Law enforcement officials have noted that the armored vehicle could have been used in the standoff with the man with a gun at Panera in 2018. The state’s tank was in use and law enforcement officials had to wait for it to be freed up for their use. As Koontz points out, that situation ended badly. Tensions escalated. State police shot and killed the man when it appeared that he might shoot at the police. It turned out that he was only carrying a BB gun.

The freeholders’ public meeting will be held on Thursday at 6 p.m. in the McDade County Administration Building, which is located at 640 Broad Street in Trenton.


  1. Ridicilous idea. Police like to play war games against the citizens. Total waste of money.
    It only escalates the violence in our society. Police aim should be to deescalate violence as much as possible.

  2. The militarization of the police forces in the United States is disturbing. Officers kitted out like they’re in downtown Kabul have no place on our streets neither does a $287,000 armored vehicle.

  3. Mercer county has a history of supporting poorly thought out and executed, capital projects at a very high cost to resident tax payers. This is the latest and perhaps the most egregious with almost no discernible benefit to Mercer county taxpayers. The cost ignores what is likely to be substantial annual cost in training and maintenance.
    The use of such a vehicle, as many have observed is an unnecessary move towards greater militarization of the police based upon limited data and support for the need.

  4. Will Princeton’s Mayor and members of town council attend the Freeholders meeting and give them a piece of their minds regarding the adverse effects of the militarization of the police? After all they are citizens as well.

  5. Thank you for a fair and balanced report, Krystal. I understand that the purchase price is now $309,000… annual maintenance and training costs.

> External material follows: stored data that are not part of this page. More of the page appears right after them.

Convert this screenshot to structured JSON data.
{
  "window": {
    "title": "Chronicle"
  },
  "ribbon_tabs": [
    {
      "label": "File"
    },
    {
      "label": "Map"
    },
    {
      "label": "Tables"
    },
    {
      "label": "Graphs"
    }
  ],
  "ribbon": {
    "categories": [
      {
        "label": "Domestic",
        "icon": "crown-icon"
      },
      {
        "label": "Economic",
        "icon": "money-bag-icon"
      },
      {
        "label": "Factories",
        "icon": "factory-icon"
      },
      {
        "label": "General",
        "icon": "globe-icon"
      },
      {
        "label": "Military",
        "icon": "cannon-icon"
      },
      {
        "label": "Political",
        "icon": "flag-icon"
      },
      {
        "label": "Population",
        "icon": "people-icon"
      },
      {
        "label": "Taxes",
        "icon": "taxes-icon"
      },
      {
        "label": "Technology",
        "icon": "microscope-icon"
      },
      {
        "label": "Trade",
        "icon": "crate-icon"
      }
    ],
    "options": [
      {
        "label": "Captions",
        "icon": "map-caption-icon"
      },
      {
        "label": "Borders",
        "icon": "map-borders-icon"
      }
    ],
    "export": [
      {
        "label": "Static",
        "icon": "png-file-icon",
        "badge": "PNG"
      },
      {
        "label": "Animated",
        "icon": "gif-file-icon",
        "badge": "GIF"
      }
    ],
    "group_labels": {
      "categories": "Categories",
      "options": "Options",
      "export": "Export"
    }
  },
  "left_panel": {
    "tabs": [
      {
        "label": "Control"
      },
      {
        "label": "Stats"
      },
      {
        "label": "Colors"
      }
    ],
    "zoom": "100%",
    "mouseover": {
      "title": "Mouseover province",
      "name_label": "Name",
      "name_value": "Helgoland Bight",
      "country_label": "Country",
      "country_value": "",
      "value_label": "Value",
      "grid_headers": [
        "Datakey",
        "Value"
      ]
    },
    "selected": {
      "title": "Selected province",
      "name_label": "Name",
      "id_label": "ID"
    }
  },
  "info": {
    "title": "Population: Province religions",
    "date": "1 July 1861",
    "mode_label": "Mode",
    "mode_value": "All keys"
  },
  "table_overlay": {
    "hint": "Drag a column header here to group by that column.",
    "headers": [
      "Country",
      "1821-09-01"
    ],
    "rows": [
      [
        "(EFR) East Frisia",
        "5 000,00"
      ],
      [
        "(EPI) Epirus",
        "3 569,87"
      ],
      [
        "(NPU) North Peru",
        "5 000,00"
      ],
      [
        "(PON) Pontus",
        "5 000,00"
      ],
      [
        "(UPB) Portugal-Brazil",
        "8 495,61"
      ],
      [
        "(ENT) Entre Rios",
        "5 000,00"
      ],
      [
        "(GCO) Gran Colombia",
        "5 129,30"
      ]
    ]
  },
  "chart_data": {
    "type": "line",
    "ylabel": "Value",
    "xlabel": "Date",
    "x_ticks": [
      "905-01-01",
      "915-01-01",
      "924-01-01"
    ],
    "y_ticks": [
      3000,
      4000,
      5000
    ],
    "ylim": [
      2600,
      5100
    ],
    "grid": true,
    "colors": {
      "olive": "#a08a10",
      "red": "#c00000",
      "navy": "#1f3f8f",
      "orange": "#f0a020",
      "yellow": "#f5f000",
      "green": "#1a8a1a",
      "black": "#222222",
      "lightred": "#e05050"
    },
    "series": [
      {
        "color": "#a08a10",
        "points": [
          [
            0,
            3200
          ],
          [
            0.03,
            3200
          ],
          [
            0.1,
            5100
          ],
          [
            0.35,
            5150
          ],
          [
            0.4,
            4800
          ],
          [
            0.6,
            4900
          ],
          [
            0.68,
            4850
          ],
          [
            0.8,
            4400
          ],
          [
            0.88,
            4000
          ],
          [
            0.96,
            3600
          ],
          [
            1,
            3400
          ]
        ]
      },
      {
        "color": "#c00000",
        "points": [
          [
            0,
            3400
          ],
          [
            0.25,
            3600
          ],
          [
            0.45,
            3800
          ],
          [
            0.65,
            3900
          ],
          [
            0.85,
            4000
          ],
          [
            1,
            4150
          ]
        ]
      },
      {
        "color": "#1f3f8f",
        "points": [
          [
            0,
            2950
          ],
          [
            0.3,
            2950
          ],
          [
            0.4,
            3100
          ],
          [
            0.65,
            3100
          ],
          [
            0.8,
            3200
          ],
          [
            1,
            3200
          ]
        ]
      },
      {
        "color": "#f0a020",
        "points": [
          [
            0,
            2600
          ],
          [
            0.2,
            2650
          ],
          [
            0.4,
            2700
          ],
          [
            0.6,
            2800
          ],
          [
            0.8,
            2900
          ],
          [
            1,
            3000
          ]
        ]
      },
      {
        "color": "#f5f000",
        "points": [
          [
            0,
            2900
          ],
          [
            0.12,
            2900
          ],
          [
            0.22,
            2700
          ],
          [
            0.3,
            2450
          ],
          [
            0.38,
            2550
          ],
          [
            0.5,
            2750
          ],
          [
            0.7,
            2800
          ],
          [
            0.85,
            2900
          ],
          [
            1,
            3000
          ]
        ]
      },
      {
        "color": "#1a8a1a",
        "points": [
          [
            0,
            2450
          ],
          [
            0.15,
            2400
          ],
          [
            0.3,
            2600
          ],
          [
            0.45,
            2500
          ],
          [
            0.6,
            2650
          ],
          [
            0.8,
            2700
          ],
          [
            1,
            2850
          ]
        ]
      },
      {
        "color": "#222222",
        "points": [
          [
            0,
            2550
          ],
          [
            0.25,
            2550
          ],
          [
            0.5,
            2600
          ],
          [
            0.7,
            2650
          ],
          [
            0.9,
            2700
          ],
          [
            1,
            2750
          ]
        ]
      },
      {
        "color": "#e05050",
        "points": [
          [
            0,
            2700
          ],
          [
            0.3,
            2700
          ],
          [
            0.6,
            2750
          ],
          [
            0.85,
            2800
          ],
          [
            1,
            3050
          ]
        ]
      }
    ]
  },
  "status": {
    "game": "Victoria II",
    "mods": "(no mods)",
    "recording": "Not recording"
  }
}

    It’s not only residents of Princeton who are opposed, but others in Mercer County as well. They have written to the Freeholders and/ or will be at the Thursday meeting in Trenton. In addition to individuals voicing their opposition, eleven organizations throughout the County have now written a joint letter to the Freeholders.

    My understanding of the Panera incident was that the NJ State armored vehicle was called to the scene, but played no useful role. As for a 36 hour standoff in Trenton in May 2017 – was not the State armored vehicle called if truly needed? After all, it did have 36 hours to get there!

  6. If this would come with a guarantee that no municipalities in the county would purchase another, and it’s use costs would be shared services contract, a single purchase MIGHT be justified.

  7. They will approve this but want to close the county jail. Please look up how much money they will play (your tax money) Hudson county per each inmate. Over 15 million per year deal.

  8. “Law enforcement officials have noted that the armored vehicle could have been used in the standoff with the man with a gun at Panera in 2018. The state’s tank was in use and law enforcement officials had to wait for it to be freed up for their use.”

    And are we to believe that if the armored vehicle was available sooner the situation would have ended better than it did? Really? Will having a vehicle with 12 gun slots give police an incentive to deescalate a Panera-type situation? I think it is the opposite: giving police military equipment is more like “build it and they will come.”

  9. Agenda 21 is underway- and coming to us to silence the government opposition

    Big brother is watching you!

  10. Brian Hughes’ Mercer County machine has several pots of patronage and jobs for his, and his allies’, supporters.

    Multiply this wa$teful monstrosity by a dozen other projects and spending initiatives at the Parks Dept, Community College, and Airport and it’s not hard to understand why even as local school boards and most municipalities (including Princeton) struggle to keep spending in check, Mercer County taxes keep going up at a faster rate over the past five years.

    Most NJ Counties, Democratic or Republican, are the same. Their minions also control the levers by which candidates for nominated, so there’s a lot of power there, which generates money from those interested in sharing in it.